WTSO
- Madison, Wisconsin; United States;
- Broadcast area: Madison metropolitan area
- Frequency: 1070 kHz
- Branding: 1070 The Game

Programming
- Format: Sports
- Affiliations: Fox Sports Radio

Ownership
- Owner: iHeartMedia, Inc.; (iHM Licenses, LLC);
- Sister stations: WIBA (AM); WIBA-FM; WMAD; WXXM; WZEE;

History
- First air date: January 19, 1948
- Former call signs: WKOW (1948–1971)
- Call sign meaning: For station's frequency, read as "ten-seven-oh (zero)"

Technical information
- Licensing authority: FCC
- Facility ID: 41973
- Class: B
- Power: 10,000 watts (day); 5,000 watts (night);

Links
- Public license information: Public file; LMS;
- Webcast: Listen live (via iHeartRadio)
- Website: 1070thegame.iheart.com

= WTSO =

WTSO (1070 AM, "1070 The Game") is a commercial radio station in Madison, Wisconsin, known as "1070 The Game." The station is owned and operated by iHeartMedia, Inc., and airs a sports radio format. The offices and studios are on South Fish Hatchery Road in Fitchburg (but using Madison as its mailing address).

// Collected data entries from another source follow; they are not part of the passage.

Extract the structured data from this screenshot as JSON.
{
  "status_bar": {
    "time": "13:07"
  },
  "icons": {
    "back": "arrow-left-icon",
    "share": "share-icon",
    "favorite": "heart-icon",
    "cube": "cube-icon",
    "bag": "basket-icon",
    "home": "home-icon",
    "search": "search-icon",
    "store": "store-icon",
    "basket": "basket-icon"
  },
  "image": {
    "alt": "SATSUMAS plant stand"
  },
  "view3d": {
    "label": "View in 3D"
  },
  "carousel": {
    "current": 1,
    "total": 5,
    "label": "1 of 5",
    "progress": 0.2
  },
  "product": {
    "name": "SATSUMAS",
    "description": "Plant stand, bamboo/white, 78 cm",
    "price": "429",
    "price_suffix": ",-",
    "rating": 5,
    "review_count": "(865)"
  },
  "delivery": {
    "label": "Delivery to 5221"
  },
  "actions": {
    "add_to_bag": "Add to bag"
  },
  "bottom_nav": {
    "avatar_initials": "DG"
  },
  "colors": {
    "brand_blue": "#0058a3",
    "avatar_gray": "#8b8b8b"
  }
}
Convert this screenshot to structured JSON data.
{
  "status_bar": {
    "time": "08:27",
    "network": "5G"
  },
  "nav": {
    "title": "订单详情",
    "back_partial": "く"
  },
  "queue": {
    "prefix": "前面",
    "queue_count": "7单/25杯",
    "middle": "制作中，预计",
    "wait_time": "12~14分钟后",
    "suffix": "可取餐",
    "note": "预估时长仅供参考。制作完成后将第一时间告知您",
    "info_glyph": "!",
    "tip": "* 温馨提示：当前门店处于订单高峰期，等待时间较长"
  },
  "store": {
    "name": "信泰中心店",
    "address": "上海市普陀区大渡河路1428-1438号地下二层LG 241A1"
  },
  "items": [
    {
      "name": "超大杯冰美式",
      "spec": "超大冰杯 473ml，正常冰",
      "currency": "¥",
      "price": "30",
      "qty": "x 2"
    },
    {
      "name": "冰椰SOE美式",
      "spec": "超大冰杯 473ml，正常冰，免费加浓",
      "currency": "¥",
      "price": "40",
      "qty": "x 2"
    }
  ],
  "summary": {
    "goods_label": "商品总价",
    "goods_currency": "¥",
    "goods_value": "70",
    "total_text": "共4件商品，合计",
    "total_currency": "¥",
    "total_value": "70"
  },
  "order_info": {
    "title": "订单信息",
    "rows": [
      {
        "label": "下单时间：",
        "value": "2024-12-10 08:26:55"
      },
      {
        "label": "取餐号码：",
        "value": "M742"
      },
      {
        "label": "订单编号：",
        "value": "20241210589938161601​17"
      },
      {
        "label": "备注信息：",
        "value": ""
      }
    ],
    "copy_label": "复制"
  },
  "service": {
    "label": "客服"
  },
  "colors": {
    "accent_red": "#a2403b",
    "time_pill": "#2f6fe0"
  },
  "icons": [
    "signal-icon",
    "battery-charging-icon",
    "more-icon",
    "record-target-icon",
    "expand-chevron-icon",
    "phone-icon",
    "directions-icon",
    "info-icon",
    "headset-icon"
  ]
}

By day, WTSO is powered at 10,000 watts. Because 1070 AM is a clear-channel frequency reserved for Class A station KNX in Los Angeles, at night, to avoid interference, WTSO must reduce its power to 5,000 watts and use a directional antenna with a six-tower array. WTSO must also protect the former Class A station on 1070 AM in Moncton, New Brunswick, CBA, though it has since moved to FM as CBAM-FM. WTSO's transmitter is off East Tower Road in McFarland.

==History==
The station signed on the air on January 19, 1948. The original call sign was WKOW. With Wisconsin known as "The Dairy State", the original call letters stood for the word "cow". The licensee was the Monona Broadcasting Company.

In 1971, the call sign was changed to WTSO to stand for "ten seven zero", its frequency. At that time, it was owned by Midcontinent Broadcasting and aired in a country music format. As country music listening switched to the FM dial, WTSO tried a talk radio format and later adult standards.

In 2000, WTSO switched to an all-sports format, initially as a network affiliate of ESPN Radio. It was called "Madison's ESPN Radio 10-7-0". On January 1, 2009, WTSO parted company with ESPN Radio and rebranded as "The Big 1070, Madison's Sports Station". It affiliated with Fox Sports Radio and later added some programming from NBC Sports Radio. ESPN Radio programming now airs on WTLX.

On February 3, 2020, WTSO rebranded as "1070 The Game". In March 2021, WTSO announced it would become the Chicago Cubs Radio Network's first Wisconsin affiliate, providing a locally based alternate to the Chicago-based WSCR, which also covers Southern Wisconsin with its signal.

From 2014 until February 1, 2020, WTSO programming was simulcast on FM translator W265CV at 100.9 MHz. W265CV now airs a 1960s-1970s oldies format as "U-100.9".

==Programming==
Programming from Fox Sports Radio is heard on nights and weekends.

WTSO's live sports coverage includes broadcasts of Chicago Cubs baseball, NASCAR races from MRN Radio and PRN Radio, as well as local high school events, including championships in the Wisconsin Interscholastic Athletic Association. WTSO also airs live broadcasts of some University of Wisconsin Badgers games along with sister station WIBA (1310 AM).